Sin saber qué había pasado, Julia quería hacerle sentir que no estaba solo. Apretó con fuerza su mano como de pequeña lo había hecho con su padre. Fueron pocos los domingos que pasaron juntos y jamás quiso dejarlos escapar. Volvió a sentir la misma ansiedad que le generaba la distancia entre ella y quien, mucho antes de llamarla a la vida, ya sabía que prefería dormir bajo el cielo de tierras lejanas. El mismo amor.

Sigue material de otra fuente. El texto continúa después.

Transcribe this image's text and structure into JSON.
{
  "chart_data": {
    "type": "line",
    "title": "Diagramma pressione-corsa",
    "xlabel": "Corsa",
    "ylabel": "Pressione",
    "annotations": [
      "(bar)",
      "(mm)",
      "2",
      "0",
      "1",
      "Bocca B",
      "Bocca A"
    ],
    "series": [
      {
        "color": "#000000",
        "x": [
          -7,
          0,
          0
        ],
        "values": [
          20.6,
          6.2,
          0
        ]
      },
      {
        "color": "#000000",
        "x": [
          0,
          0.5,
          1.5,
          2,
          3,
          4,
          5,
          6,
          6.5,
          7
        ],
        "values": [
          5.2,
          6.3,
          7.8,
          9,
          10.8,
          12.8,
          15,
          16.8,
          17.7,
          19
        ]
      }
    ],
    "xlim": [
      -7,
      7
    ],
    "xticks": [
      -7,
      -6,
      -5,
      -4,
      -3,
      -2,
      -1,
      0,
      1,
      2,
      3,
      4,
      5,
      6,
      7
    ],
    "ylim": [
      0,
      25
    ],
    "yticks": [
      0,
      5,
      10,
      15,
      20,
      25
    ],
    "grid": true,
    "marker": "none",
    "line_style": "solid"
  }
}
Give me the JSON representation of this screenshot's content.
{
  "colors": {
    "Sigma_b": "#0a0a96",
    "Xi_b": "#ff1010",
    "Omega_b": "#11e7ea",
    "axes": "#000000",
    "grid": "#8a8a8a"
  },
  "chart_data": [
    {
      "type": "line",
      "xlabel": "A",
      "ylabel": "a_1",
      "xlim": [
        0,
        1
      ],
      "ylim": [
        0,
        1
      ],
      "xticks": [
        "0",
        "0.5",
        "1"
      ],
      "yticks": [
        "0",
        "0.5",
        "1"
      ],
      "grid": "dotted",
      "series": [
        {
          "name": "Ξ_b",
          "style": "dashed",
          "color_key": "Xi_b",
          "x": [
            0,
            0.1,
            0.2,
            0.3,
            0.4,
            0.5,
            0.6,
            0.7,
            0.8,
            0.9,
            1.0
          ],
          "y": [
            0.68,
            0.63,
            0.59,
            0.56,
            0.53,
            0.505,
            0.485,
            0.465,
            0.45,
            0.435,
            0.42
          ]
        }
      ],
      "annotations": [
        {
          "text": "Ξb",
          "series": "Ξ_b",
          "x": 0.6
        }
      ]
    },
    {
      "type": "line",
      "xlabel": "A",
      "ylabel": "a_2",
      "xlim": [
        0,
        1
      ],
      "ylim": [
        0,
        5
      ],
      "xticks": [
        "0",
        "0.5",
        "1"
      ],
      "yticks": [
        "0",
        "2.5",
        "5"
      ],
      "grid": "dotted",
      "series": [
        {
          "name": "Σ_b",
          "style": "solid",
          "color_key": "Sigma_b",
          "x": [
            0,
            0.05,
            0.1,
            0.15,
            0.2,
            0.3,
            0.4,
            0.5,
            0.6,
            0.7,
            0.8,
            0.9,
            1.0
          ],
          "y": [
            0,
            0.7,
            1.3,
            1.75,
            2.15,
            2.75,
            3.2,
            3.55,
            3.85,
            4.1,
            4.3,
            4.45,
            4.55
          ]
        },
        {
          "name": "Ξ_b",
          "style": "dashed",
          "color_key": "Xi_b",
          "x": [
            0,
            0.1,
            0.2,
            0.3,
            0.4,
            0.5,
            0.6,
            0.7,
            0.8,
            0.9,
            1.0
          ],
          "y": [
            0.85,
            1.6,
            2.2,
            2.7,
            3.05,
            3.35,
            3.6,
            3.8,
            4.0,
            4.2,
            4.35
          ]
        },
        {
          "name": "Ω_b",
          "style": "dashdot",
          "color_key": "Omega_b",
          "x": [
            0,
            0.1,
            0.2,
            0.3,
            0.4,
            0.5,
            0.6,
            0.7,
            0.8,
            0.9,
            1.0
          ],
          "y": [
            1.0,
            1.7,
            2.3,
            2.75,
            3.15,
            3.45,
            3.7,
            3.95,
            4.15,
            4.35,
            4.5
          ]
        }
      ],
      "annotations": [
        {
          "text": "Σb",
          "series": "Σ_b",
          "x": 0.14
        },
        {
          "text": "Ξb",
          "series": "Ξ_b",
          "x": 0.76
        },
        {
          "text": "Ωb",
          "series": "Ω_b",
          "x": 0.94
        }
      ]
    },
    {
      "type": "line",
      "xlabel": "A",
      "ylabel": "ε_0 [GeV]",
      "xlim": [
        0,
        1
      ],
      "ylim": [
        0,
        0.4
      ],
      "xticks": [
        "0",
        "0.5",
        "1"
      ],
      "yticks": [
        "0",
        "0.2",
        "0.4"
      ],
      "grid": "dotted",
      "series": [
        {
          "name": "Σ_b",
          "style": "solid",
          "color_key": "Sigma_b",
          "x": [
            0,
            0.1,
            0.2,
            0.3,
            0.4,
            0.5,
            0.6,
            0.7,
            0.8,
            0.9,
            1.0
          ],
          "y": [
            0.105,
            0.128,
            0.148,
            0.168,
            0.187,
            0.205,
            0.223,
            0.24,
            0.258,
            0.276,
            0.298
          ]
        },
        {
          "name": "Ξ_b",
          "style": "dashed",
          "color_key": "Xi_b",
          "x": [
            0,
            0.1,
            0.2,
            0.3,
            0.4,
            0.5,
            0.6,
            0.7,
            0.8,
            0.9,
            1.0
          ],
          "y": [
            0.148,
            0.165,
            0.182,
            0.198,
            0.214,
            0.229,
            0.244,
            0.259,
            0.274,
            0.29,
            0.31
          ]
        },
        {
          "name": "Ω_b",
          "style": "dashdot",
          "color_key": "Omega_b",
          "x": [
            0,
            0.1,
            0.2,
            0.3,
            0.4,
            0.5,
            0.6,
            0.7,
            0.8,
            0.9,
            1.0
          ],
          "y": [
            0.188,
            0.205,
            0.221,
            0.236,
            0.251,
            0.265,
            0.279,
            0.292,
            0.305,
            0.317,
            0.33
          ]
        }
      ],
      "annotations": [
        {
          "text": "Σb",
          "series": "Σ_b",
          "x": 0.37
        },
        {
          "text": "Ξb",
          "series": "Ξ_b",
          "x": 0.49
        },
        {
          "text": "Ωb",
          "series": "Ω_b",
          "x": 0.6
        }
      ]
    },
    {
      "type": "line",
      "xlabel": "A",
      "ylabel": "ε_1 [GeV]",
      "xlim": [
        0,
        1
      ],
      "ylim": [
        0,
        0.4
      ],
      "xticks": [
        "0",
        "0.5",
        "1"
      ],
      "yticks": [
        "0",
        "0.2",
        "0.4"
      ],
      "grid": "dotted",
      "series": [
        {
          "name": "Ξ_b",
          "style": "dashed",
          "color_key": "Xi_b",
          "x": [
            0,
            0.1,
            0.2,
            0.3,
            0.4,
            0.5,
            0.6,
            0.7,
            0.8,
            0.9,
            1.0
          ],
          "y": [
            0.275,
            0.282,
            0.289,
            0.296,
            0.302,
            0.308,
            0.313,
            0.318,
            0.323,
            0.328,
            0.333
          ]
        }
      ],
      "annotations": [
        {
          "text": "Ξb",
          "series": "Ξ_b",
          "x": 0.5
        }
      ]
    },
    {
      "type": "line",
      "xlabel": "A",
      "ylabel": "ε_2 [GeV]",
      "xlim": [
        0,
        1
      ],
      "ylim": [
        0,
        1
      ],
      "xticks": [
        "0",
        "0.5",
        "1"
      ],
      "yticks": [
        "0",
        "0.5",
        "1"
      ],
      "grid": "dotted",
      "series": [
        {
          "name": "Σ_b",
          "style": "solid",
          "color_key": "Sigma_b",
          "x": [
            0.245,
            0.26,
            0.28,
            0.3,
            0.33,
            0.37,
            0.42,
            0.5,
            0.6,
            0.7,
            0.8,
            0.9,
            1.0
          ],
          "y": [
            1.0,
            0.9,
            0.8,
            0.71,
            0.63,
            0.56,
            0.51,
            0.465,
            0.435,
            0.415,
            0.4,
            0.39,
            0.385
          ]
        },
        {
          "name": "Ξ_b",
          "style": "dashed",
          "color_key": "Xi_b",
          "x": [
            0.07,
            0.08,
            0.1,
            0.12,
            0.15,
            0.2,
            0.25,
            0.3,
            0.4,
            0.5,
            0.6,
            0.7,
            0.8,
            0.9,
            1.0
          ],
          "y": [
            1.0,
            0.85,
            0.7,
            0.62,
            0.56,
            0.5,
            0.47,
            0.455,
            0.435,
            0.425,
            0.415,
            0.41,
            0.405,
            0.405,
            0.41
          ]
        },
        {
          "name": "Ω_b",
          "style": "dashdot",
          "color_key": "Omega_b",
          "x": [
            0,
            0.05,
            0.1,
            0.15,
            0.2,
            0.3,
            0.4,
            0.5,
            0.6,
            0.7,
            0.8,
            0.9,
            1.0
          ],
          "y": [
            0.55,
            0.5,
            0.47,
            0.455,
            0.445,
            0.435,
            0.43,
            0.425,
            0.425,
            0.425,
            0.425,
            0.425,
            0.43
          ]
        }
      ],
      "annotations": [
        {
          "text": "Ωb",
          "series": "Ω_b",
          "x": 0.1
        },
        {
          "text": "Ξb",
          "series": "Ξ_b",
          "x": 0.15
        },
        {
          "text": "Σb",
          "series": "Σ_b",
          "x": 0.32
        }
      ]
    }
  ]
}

Los dos buscaron refugio en un afectuoso abrazo. Ella, la actriz más famosa de la ciudad. Él, un cirujano de prestigio. Dos desconocidos unidos por la fatalidad del destino. El tiempo pareció haberse detenido, pero el vagabundo no se sentía merecedor de tanto cariño.

Julia volvió a quedarse sola. No sabía si lo volvería a ver, desconocía su nombre y deseaba conocer su historia. Venir al mismo andén con la esperanza del reencuentro pasó a formar parte de su rutina diaria.

Poco tiempo después, en el periódico local se publicó la historia de la reaparición de Nacho Méndez. Se trataba de un cirujano conocido por su gran entrega, profesionalidad y haber salvado decenas de vidas. Tuvo una mujer de la que estaba locamente enamorado. La noticia del tumor en su intestino fue como un jarrón de agua fría. La apoyó en todo momento, pero no quería acceder a operarla. Sabía que jamás se perdonaría si las cosas salían mal. Sin embargo, nadie apostaba por ella. No encontraban cirujano que tuviera valor de enfrentarse a una operación extremadamente difícil. No quedaba otra opción que fuera él mismo quien afrontara el reto.

Las veinte horas de una intervención complicadísima terminaron con un éxito brillante. Ana poco a poco iba recuperando las fuerzas y el buen humor. Cuando todo parecía ir por el mejor camino, las cosas empezaron a complicarse. Primero volvió una pequeña molestia en el abdomen. Cuando el dolor empezó a ser inaguantable no quedaba otra opción que intervenirla de urgencia. Aquella tarde el doctor Méndez no se encontraba en el hospital. Cuando llegó, el cirujano de guardia le cedió su lugar. Se acercó tembloroso para continuar con la operación. Se le nublaba la vista y doblaban las piernas. Cuando, después de horas de esfuerzo, el corazón de Ana dejó de latir, el de Nacho se rompió.

Desesperado abandonó su trabajo y el chalet que había compartido con su mujer, desapareciendo sin rastro. Años después, movido por una causa desconocida, decidió volver a ejercer su profesión.

Pasaron varios meses. Julia decidió volver al andén por última vez, pero el banco seguía vacío. Al salir de la estación chocó contra un hombre.

  • —Disculpe, no le había visto.—dijo sin levantar la mirada.
  • —Tranquila.—contestó Nacho a su musa del banco.